Hening menggeleng pelan. "Saya nggak tahu. Bukannya gitu Pak, saya juga baru ngeh kemarin malam pas mengantar Mama ke terminal bus. Sebelumnya pas mau berangkat juga sempat lihat orang yang jaket hitam di sekitaran rumah."

Raga bergeming, tampak memikirkan sesuatu. "Cara menguntit mereka terlalu terang-terangan dan gegabah," tukas Raga sambil memberi Hening botol air putih.

"Maksud Bapak?" Tanya Hening bingung, lalu menerima botol seraya ucap terima kasih.

Pria bermanik hazel itu menyilangkan kedua lengannya ke depan, menganalisis kemungkinan yang ada. Meski Raga tahu gadis di sampingnya cukup tidak beruntung dalam hidupnya, tapi tetap ada yang terasa janggal di sini. Pasti ada kaitan dengan dirinya juga, jika disambungkan, ia menduga ini adalah ulah dari keluarganya. Tidak mungkin Prayan, apa lagi Rajendra; pamannya yang ada di luar negeri itu terlalu jauh jika dihubungkan.

Siapa lagi kan?

Kekehan Raga mengundang tanya pada raut wajah Hening. "Kamu tidak perlu khawatir, biar saya yang urus pelakunya," ujar Raga dengan mengulum senyum simpul.

***

"Bapak! Yang bener aja saya disuruh jaga jarak begini?" Teriak Hening dari jarak kurang lebih 3 meter, ia berdiri di samping kursi makan sambil mengkerucutkan bibir. Kesal karena diperlakukan seperti kucing yang akan memangsa ikan-ikan milik Raga.

"Sudah kamu di situ saja, jangan mendekat. Nanti anak-anak saya ada yang mati lagi." Ujar Raga mutlak sambil memberi makan ikan-ikannya yang berada di tangki akuarium.

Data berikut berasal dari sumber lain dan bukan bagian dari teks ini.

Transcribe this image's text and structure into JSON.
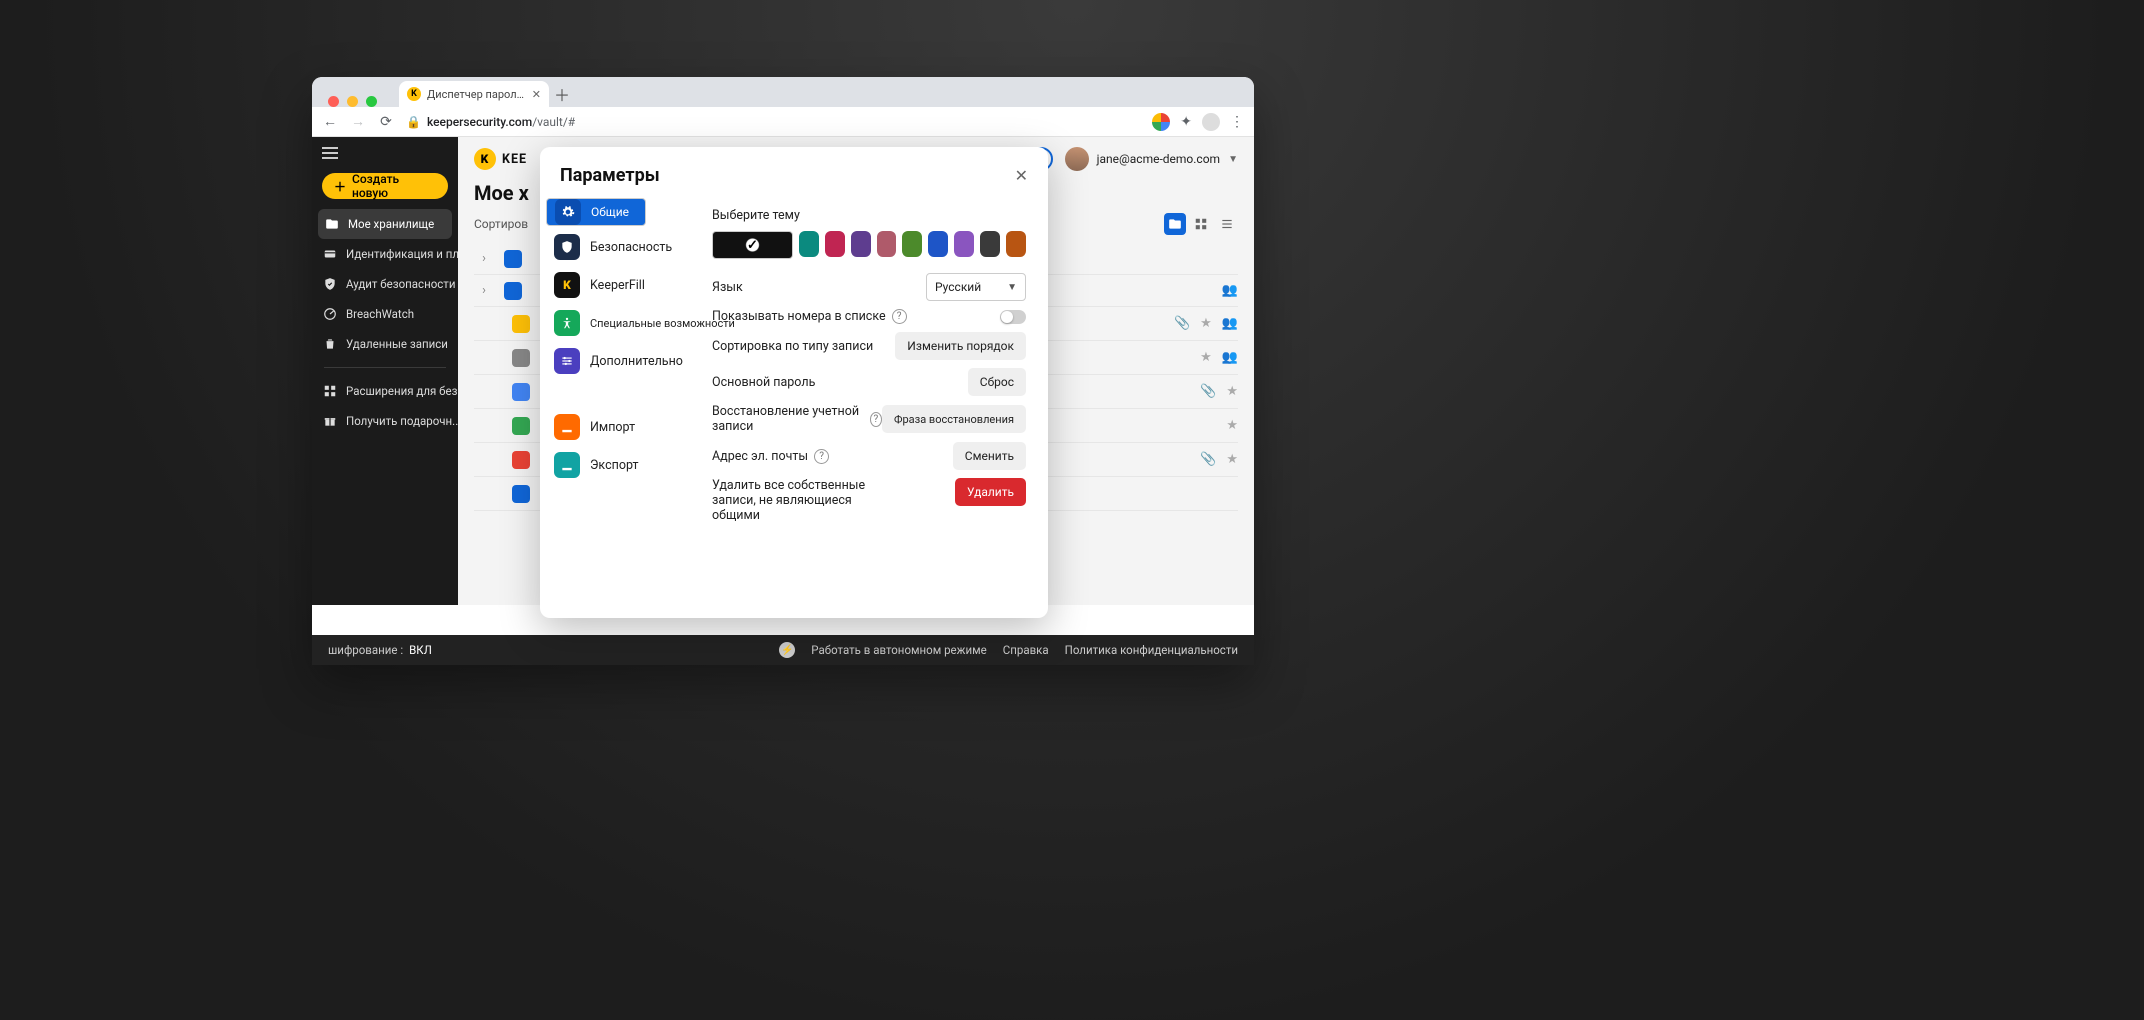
{
  "browser": {
    "tab_title": "Диспетчер паролей и циф",
    "url_host": "keepersecurity.com",
    "url_path": "/vault/#"
  },
  "sidebar": {
    "create_label": "Создать новую",
    "items": [
      "Мое хранилище",
      "Идентификация и пл...",
      "Аудит безопасности",
      "BreachWatch",
      "Удаленные записи"
    ],
    "bottom": [
      "Расширения для без...",
      "Получить подарочн..."
    ]
  },
  "topbar": {
    "logo_text": "KEE",
    "user_email": "jane@acme-demo.com"
  },
  "main": {
    "title_partial": "Мое х",
    "sort_label_partial": "Сортиров"
  },
  "modal": {
    "title": "Параметры",
    "tabs": [
      "Общие",
      "Безопасность",
      "KeeperFill",
      "Специальные возможности",
      "Дополнительно",
      "Импорт",
      "Экспорт"
    ],
    "labels": {
      "theme": "Выберите тему",
      "language": "Язык",
      "language_value": "Русский",
      "show_numbers": "Показывать номера в списке",
      "sort_type": "Сортировка по типу записи",
      "change_order": "Изменить порядок",
      "master_pw": "Основной пароль",
      "reset": "Сброс",
      "recovery": "Восстановление учетной записи",
      "recovery_phrase": "Фраза восстановления",
      "email": "Адрес эл. почты",
      "change": "Сменить",
      "delete_all": "Удалить все собственные записи, не являющиеся общими",
      "delete": "Удалить"
    },
    "theme_colors": [
      "#111111",
      "#0b8a7f",
      "#c02552",
      "#5e3d8f",
      "#af5a6a",
      "#4c8a2b",
      "#1e55c7",
      "#8a55bf",
      "#3a3a3a",
      "#b85512"
    ]
  },
  "footer": {
    "enc_label": "шифрование :",
    "enc_value": "ВКЛ",
    "offline": "Работать в автономном режиме",
    "help": "Справка",
    "privacy": "Политика конфиденциальности"
  }
}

Awalnya bilang tidak percaya dengan kesialan yang dibawa Hening, nyatanya sekarang dia melarang gadis itu untuk mendekat, terdengar sangat mengesalkan memang. Tidak adil bagi si gadis yang ingin melihat koleksi ikan-ikan pria itu dari dekat.

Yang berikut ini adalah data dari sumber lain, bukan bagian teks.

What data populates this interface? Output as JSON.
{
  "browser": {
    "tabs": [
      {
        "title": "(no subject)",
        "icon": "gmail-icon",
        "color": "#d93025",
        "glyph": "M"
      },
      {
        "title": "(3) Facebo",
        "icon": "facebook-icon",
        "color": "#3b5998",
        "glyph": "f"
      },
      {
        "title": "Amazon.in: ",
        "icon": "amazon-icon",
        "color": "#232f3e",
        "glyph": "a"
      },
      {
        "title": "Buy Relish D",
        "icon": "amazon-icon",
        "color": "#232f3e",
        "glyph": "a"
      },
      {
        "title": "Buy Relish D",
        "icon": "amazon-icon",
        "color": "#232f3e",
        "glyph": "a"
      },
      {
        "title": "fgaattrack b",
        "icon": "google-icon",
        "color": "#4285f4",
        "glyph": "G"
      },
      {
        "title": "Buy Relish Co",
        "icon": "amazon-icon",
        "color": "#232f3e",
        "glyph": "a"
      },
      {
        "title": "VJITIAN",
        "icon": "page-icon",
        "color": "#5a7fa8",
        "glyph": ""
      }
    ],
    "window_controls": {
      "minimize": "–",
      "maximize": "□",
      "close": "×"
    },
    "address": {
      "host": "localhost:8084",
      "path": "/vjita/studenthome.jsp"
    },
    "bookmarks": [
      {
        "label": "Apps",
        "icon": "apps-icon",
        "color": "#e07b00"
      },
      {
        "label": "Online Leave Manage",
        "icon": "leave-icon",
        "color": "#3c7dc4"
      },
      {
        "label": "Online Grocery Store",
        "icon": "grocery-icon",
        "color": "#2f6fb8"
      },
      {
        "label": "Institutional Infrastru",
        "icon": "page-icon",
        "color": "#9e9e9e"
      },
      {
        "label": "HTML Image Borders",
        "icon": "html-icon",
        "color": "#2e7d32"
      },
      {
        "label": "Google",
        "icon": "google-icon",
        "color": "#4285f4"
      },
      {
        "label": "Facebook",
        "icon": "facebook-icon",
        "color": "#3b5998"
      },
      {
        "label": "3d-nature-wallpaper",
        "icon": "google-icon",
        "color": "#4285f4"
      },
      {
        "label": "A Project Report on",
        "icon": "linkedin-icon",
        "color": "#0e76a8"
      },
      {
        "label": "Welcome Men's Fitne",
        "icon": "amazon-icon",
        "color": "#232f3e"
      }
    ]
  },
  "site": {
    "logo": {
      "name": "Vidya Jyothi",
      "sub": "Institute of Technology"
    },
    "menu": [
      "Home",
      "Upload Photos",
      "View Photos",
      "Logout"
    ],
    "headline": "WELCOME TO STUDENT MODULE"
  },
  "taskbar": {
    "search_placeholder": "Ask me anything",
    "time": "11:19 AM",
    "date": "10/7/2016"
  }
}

Mereka baru saja pulang dari tanda tangan akta di sebuah gedung bank, Raga yang baru turun dari mobil langsung berjalan cepat menuju belakang rumahnya, Hening kira pria itu kebelet buang air kecil, ternyata ingin segera memberi makan ikan.

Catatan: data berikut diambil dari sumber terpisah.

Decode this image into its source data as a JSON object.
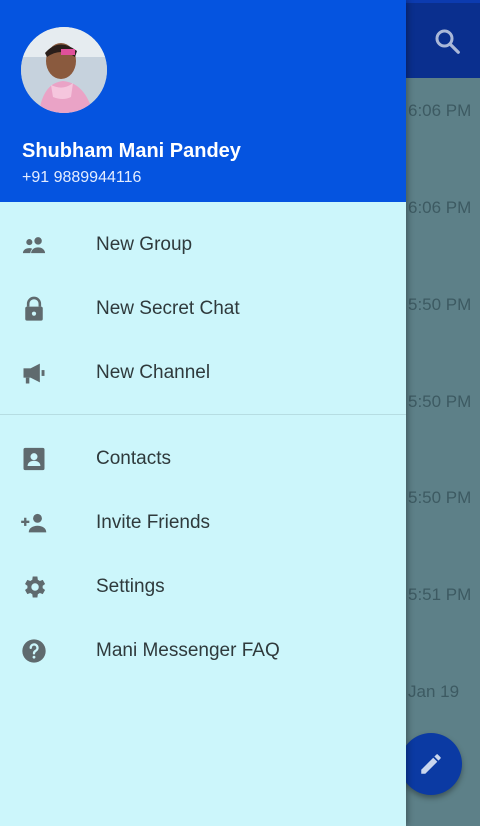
{
  "chat_list_background": {
    "times": [
      "6:06 PM",
      "6:06 PM",
      "5:50 PM",
      "5:50 PM",
      "5:50 PM",
      "5:51 PM",
      "Jan 19"
    ]
  },
  "drawer": {
    "user": {
      "name": "Shubham Mani Pandey",
      "phone": "+91 9889944116"
    },
    "menu": [
      {
        "label": "New Group",
        "icon": "group-icon"
      },
      {
        "label": "New Secret Chat",
        "icon": "lock-icon"
      },
      {
        "label": "New Channel",
        "icon": "megaphone-icon"
      },
      {
        "label": "Contacts",
        "icon": "contact-icon"
      },
      {
        "label": "Invite Friends",
        "icon": "add-person-icon"
      },
      {
        "label": "Settings",
        "icon": "gear-icon"
      },
      {
        "label": "Mani Messenger FAQ",
        "icon": "help-icon"
      }
    ]
  },
  "colors": {
    "header": "#0554e0",
    "drawer_bg": "#ccf6fb",
    "toolbar": "#0a2f8e",
    "fab": "#0b3aa3"
  }
}
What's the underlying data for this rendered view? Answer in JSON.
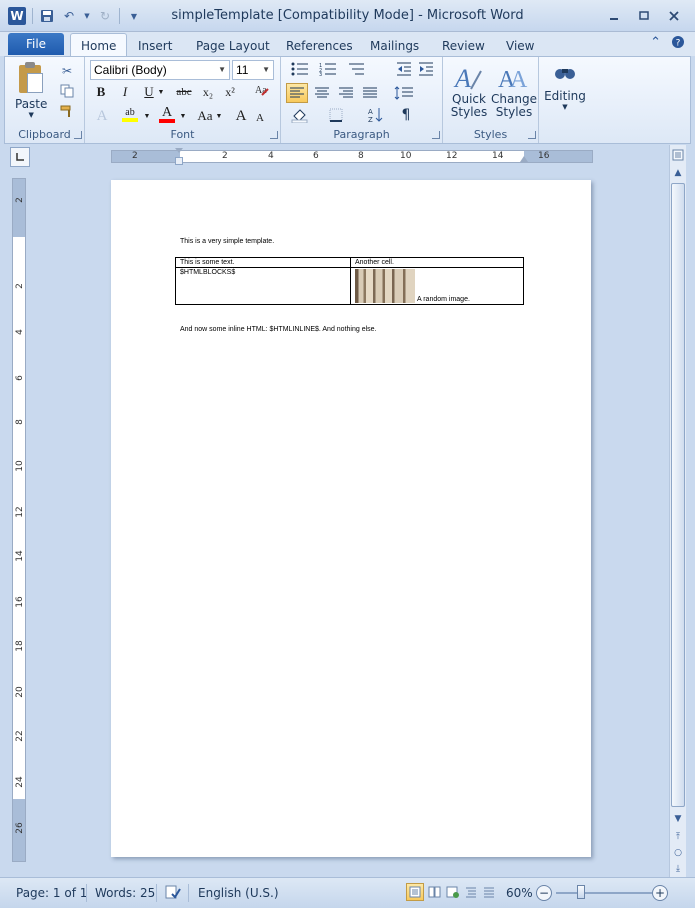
{
  "window": {
    "title": "simpleTemplate [Compatibility Mode]  -  Microsoft Word",
    "app_icon": "W",
    "quick_access": [
      "save-icon",
      "undo-icon",
      "redo-icon",
      "customize-icon"
    ]
  },
  "tabs": {
    "file": "File",
    "items": [
      "Home",
      "Insert",
      "Page Layout",
      "References",
      "Mailings",
      "Review",
      "View"
    ],
    "active": "Home"
  },
  "ribbon": {
    "clipboard": {
      "label": "Clipboard",
      "paste": "Paste"
    },
    "font": {
      "label": "Font",
      "family": "Calibri (Body)",
      "size": "11",
      "bold": "B",
      "italic": "I",
      "underline": "U",
      "strike": "abc",
      "subscript": "x₂",
      "superscript": "x²",
      "grow": "A",
      "shrink": "A",
      "change_case": "Aa",
      "font_color": "A",
      "highlight": "ab",
      "clear": "A",
      "highlight_color": "#ffff00",
      "font_color_value": "#ff0000"
    },
    "paragraph": {
      "label": "Paragraph",
      "pilcrow": "¶"
    },
    "styles": {
      "label": "Styles",
      "quick_styles": [
        "Quick",
        "Styles"
      ],
      "change_styles": [
        "Change",
        "Styles"
      ]
    },
    "editing": {
      "label": "Editing"
    }
  },
  "ruler": {
    "h_numbers": [
      "2",
      "2",
      "4",
      "6",
      "8",
      "10",
      "12",
      "14",
      "16"
    ],
    "v_numbers": [
      "2",
      "2",
      "4",
      "6",
      "8",
      "10",
      "12",
      "14",
      "16",
      "18",
      "20",
      "22",
      "24",
      "26"
    ]
  },
  "document": {
    "line1": "This is a very simple template.",
    "table": {
      "r1c1": "This is some text.",
      "r1c2": "Another cell.",
      "r2c1": "$HTMLBLOCKS$",
      "r2c2_caption": "A random image."
    },
    "line2": "And now some inline HTML: $HTMLINLINE$.  And nothing else."
  },
  "status": {
    "page": "Page: 1 of 1",
    "words": "Words: 25",
    "language": "English (U.S.)",
    "zoom": "60%"
  },
  "colors": {
    "accent": "#2b579a",
    "file_tab": "#1f5bae",
    "ribbon_bg": "#dde8f6",
    "window_bg": "#c9d9ee"
  }
}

"Sana kamu makan dulu," titah Raga sambil meletakkan makanan ikan di wadah dekat sapu.

Wajah Hening tampak sumringah, sampai lupa jika dia belum sarapan tadi. Saat dia berbalik, Raga mencegahnya dengan sebuah kalimat tanya yang terlontar.

"Mau kemana?"

Gadis itu kembali berbalik dan menatap Raga. "Mau makan di dapur kantor, Pak."

"Makan di sini saja." Raga mulai beranjak dari sana untuk mengambil piring.

"Tapi, saya harus mendekat ke akuarium Bapak lho," jawab gadis itu sambil menunjuk dengan dagunya ke arah penanak nasi yang berada di dekat tangki akuarium.

"Iya ini saya ambilkan, kamu duduk saja di sana." Kuasa Raga sibuk mengambilkan nasi dan lauk untuk Hening dengan porsi kuli, itulah yang ia tahu soal porsi makan si gadis.

Hening menggeleng tidak mengerti lalu duduk di kursi menuruti ucapan sang pria, kenapa Raga harus sampai repot-repot begitu?

Di rumah sebesar itu, hanya dihuni oleh Raga seorang, pekerja akan pulang semua jika sudah menunjukkan pukul 5 sore. Pria itu menyukai ketengangan, tapi tidak jarang juga jika penat, suka pergi ke luar untuk mencari suasana baru. Selama mengenal Raga, Hening mulai mengenali sedikit kebiasaan si pria. Salah satunya kebiasaan jelek seperti suka melakukan kontak fisik, menurut Hening hal itu tidak bagus bagi kesehatan jantungnya. Seperti sekarang.

"Bapak mau ngapain?" selidik Hening setelah selesai menelan makanannya.

Raga berdiri di belakang Hening, tangan besar pria itu mengumpulkan seluruh surai Hening hingga menyatu di belakang. Rupanya dia hendak mengucir rambut si gadis, tanpa persetujuan dari pemiliknya. Hening merasa geli saat jemari Raga dengan tidak sengaja menyentuh belakang lehernya.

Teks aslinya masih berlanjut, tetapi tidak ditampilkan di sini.